The answer to the people who thought 50/50:
There are essentially two hidden rules to the door he will open. He will never open the door you picked because then the question whether you wanna switch wouldn't make sense: If the car is there, you will have to say no to switching, if it isn't, you'll have to say yes.
He will also never open the door with the car because that will mean that you already lost, and again the question about switching wouldn't make sense. So really, the answer lies within the fact that you are guaranteed the option to switch. This fact alone reveals that you should.

Not really game theory, but still a good scene (although in retrospect it makes no sense for him to be asking this question in a non-linear equations class).

I'm very impressed by the fact that you can use non-linear equations to get out of groomer charges...

I do this with my 10th grade pupils as a maths teacher. Everyone gets an idea to find the best strategy for the monty hall problem by drawing a probability tree for each strategy. Its funny how they sell it as a test to find the only genius in your class.

The answer presented can only be given partial credit as it does not account for a player that wishes to win one of the goats.

For those who still have problems understanding/accepting this, try it with 1000 doors.
You choose 1 door and the host opens 998 doors behind which there's only goats, leaving only your door and one other left.
So, do you stick with your door and think the odds for your door just magically changed from 1/1000 to 50/50 or will you change to the only door the host hasn't opened as he most likely just showed you where the car is?

The correct explanation is that once Ben has selected #1, there are four possibilities based on the Host's restrictions (can't open Ben's door, can't open the car door. In reverse order, they are:
1) (1/3) The car is behind #3, so the host must open #2.
2) (1/3) The car is behind #2, so the host must open #3.
3) (1/3) The car is behind #1, and now can choose however he wishes between #2 and #3. If he chooses randomly, this breaks down into:
3A) (1/6) He opens #2.
3B) (1/6) He opens #3.
What Ben ignores, is that he saw the host open #3. So cases 1 and 3A are eliminated. Of the two that remain, case 2 is twice as likely as case 3A, so two out of every three times the car will be behind #2.
But what if the host doesn't choose randomly in case 3? What if he always opens #3 if he can? (Then the chances #1 and #2 are the same.) Or if he always opens #2 if he can? (Then the car IS behind #2.) The point is that Ben's reasoning is wrong, even tho he gets the right answer. It isn't because #1 stays at 33.3%, it is because we can't assume the host chooses non-randomly.

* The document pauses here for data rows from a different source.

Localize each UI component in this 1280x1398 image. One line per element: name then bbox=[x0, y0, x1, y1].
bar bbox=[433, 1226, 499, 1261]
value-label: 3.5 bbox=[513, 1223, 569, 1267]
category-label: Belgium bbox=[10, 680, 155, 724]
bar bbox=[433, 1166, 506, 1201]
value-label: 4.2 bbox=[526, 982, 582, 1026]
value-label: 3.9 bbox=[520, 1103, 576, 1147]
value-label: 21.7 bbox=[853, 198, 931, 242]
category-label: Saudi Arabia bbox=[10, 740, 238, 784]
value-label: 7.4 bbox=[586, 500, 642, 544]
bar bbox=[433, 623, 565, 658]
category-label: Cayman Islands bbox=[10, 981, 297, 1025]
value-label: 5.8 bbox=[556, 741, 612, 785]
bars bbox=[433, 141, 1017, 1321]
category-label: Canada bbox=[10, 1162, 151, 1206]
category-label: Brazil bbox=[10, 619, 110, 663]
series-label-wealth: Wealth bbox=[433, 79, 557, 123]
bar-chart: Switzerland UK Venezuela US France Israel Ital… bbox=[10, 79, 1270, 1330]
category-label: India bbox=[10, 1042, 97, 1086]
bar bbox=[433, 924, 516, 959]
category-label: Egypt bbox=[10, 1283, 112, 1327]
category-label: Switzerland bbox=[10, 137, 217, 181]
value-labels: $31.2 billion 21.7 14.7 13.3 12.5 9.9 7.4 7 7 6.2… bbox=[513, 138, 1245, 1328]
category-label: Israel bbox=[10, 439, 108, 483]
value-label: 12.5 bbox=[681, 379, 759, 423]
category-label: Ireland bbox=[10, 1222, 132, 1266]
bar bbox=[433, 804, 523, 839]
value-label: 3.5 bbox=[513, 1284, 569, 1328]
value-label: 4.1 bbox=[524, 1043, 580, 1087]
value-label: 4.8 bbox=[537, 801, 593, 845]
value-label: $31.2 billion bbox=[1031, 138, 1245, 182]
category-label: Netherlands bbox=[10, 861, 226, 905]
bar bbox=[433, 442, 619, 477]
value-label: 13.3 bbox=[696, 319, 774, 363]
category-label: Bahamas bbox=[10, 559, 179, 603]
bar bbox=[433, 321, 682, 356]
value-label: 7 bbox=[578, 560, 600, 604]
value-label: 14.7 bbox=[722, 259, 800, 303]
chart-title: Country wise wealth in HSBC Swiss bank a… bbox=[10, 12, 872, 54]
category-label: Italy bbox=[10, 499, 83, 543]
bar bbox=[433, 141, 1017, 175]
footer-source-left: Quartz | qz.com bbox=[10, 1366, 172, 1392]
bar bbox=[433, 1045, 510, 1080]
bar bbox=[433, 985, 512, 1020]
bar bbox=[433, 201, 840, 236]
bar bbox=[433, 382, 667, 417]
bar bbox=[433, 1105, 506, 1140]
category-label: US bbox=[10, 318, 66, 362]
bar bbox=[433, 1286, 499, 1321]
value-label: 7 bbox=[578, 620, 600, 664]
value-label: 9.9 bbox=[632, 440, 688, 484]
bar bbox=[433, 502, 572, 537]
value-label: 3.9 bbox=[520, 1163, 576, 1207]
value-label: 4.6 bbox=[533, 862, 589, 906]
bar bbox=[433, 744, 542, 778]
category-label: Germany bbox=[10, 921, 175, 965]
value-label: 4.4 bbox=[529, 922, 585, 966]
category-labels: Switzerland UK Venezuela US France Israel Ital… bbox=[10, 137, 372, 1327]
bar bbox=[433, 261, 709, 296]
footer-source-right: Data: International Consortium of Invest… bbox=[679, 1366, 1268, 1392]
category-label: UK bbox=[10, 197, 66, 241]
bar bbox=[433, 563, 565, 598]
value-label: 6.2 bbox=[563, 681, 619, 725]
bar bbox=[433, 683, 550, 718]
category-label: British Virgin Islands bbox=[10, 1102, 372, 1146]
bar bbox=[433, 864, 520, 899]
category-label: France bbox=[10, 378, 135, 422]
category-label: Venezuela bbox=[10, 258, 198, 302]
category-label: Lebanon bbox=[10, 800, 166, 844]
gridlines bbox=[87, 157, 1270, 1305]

i remembered first time seeing this scene when I was 12 confused af about what he said. Now being in numerical analysis and major in applied stats, I understood everything he said was just basic intro stuff. Mind blowing how time flies so fast

Here are your 3 possible door scenarios:
CGG
GCG
GGC
Always choose Door 1 but then reveal one of the G. You’ll see that there is only one scenario where you don’t get C if you change.

When Ben first makes his choice, he had a 1 in 3 chance of choosing the right door... the other two doors together have all the remaining probability of being right, i.e. 2 in 3. When one of those doors is eliminated from consideration, Ben's first choice still has the same 1 in 3 chance of winning that he started with. The remainder of the system still has the 2 in 3 chance of being right.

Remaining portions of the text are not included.